I'm not saying that this will be a solution for you.  But I set the radius and detail in  sharpening very high and then use luminance noise reduction as needed.  This approach works most of the time for me.


----------



## Victoria Bampton (Jan 14, 2013)

Ah, good old grain!  Try the demo of Noise Ninja and see what you think.  I haven't needed it in years, since LR does a great job with digital noise, but you might find it does a better job with true grain.


----------



## adriling (Jan 14, 2013)

Victoria Bampton said:


> Try the demo of Noise Ninja and see what you think.



Do you mean Photo Ninja? I googled picturecode.com and they now sell Photo Ninja and I can't find any LR plugin. I also found Noise Ninja on there website, but also only a plugin for PS and not for LR?

Thx again for your help, adrian


----------



## Jimmsp (Jan 14, 2013)

I find that Topaz deNoise can also rescue shots I can't get with LR. It will also act as a plugin to LR and to PS Elements which I also use. Try their demo.

Here are two variations of the 1st photo, where I simply imported into LR, and used the defaults of jpeg moderate and jepeg strong in Topaz.

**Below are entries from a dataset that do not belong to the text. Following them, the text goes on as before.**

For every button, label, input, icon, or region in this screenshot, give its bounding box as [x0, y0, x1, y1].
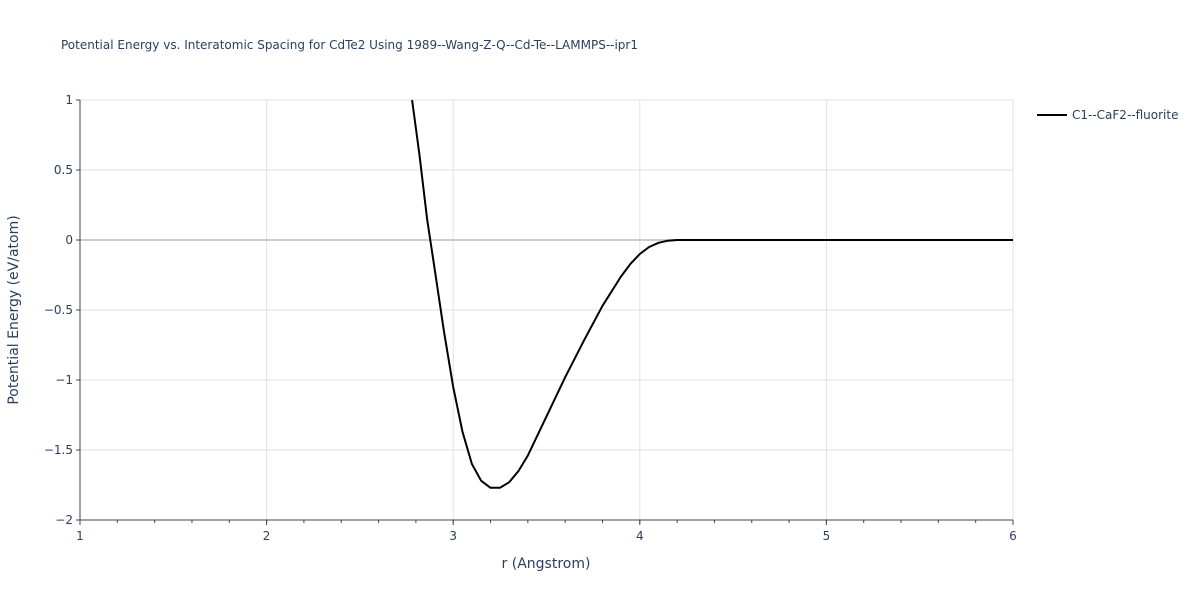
y-tick-label: 0 [65, 233, 73, 247]
y-axis-title: Potential Energy (eV/atom) [6, 215, 22, 404]
axes-layer: 1 2 3 4 5 6 1 0.5 0 −0.5 −1 −1.5 −2 [44, 93, 1017, 543]
grid-layer [80, 99, 1014, 520]
y-tick-label: −1.5 [44, 443, 73, 457]
x-tick-label: 6 [1009, 529, 1017, 543]
x-tick-label: 1 [76, 529, 84, 543]
y-tick-label: −1 [55, 373, 73, 387]
legend[interactable]: C1--CaF2--fluorite [1037, 108, 1178, 122]
x-axis-title: r (Angstrom) [502, 556, 591, 572]
legend-label[interactable]: C1--CaF2--fluorite [1072, 108, 1178, 122]
series-line [411, 99, 1013, 489]
y-tick-label: 1 [65, 93, 73, 107]
y-tick-label: −2 [55, 513, 73, 527]
x-tick-label: 5 [823, 529, 831, 543]
y-tick-label: 0.5 [54, 163, 73, 177]
x-tick-label: 3 [449, 529, 457, 543]
series-layer [411, 99, 1013, 489]
y-tick-label: −0.5 [44, 303, 73, 317]
chart-title: Potential Energy vs. Interatomic Spacing… [61, 38, 638, 52]
x-tick-label: 2 [263, 529, 271, 543]
x-tick-label: 4 [636, 529, 644, 543]
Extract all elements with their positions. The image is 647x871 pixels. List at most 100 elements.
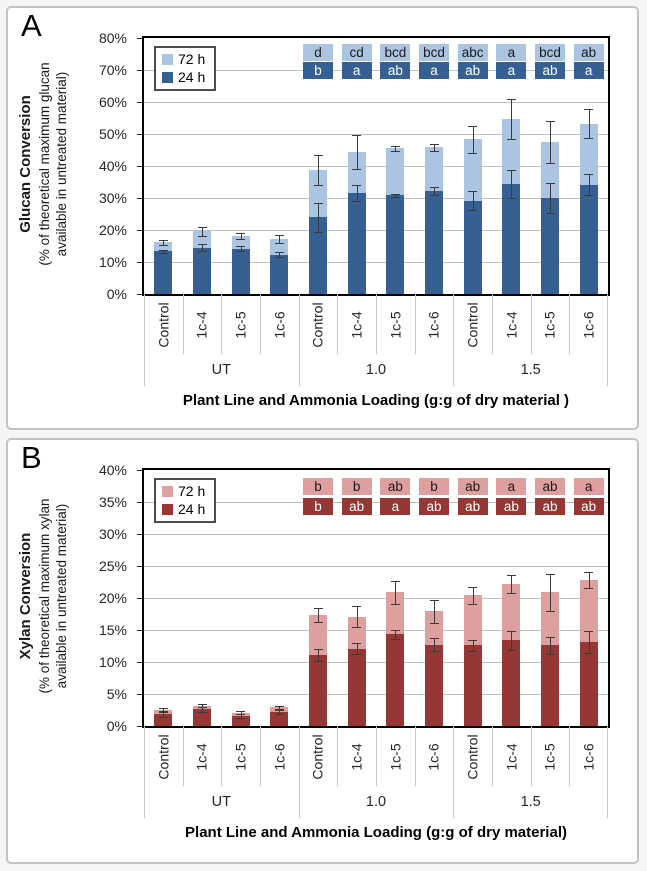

I did not touch sharpening and contrast, which should be played with a bit as well.
If it were me, I would also use topaz Detail, and I might combine them in PSE .
  and 

Though I have to admit that I think LR 4 does a pretty decent job as well, especially if I use the local adjustment brush to touch up areas..


----------



## Victoria Bampton (Jan 15, 2013)

Doh, shows how long since I last needed it!  They used to do a standalone version as well as the plug-in.

I'm sure Jim's recommendation's excellent, or there's always Neat Image as a standalone.


----------



## adriling (Jan 15, 2013)

Jimmsp said:


> If it were me, I would also use topaz Detail, and I might combine them in PSE.



Hi Jim, thx for the help, I am going to ask for a demo license and will try it. Topaz Detail is a separate prog for sharpening, correct? Just curious, as I am not using PSE so far, what are you using PSE for (the plugins also work in LR, right?) what LR can't do?

Many thx again, adrian


----------



## Jimmsp (Jan 15, 2013)

adriling said:


> Hi Jim, thx for the help, I am going to ask for a demo license and will try it. Topaz Detail is a separate prog for sharpening, correct? Just curious, as I am not using PSE so far, what are you using PSE for (the plugins also work in LR, right?) what LR can't do?
> 
> Many thx again, adrian


Yes, the new Detail 3 is for sharpening and microcontrast adjustment. Quite nice, as you can vary the effects as a function of structure size. It is also a plugin. There is a free program that you need to call it directly from LR (whose name I have forgotten). It's on their site as well.
Topaz recommends that you can send a "color noise" corrected tiff with no sharpening from LR into their deNoise where you can then play with the luminescence. They have some good tutorial videos on their site.
I tend to use it when I want to produce prints from shots I took with ISO 3200 or greater.

I use PSE primarily for cloning items I don't want out of a photo, and together with Topaz reMask, for inserting new backgrounds, or combining elements of different photos; or anything else I want to do in layers.


----------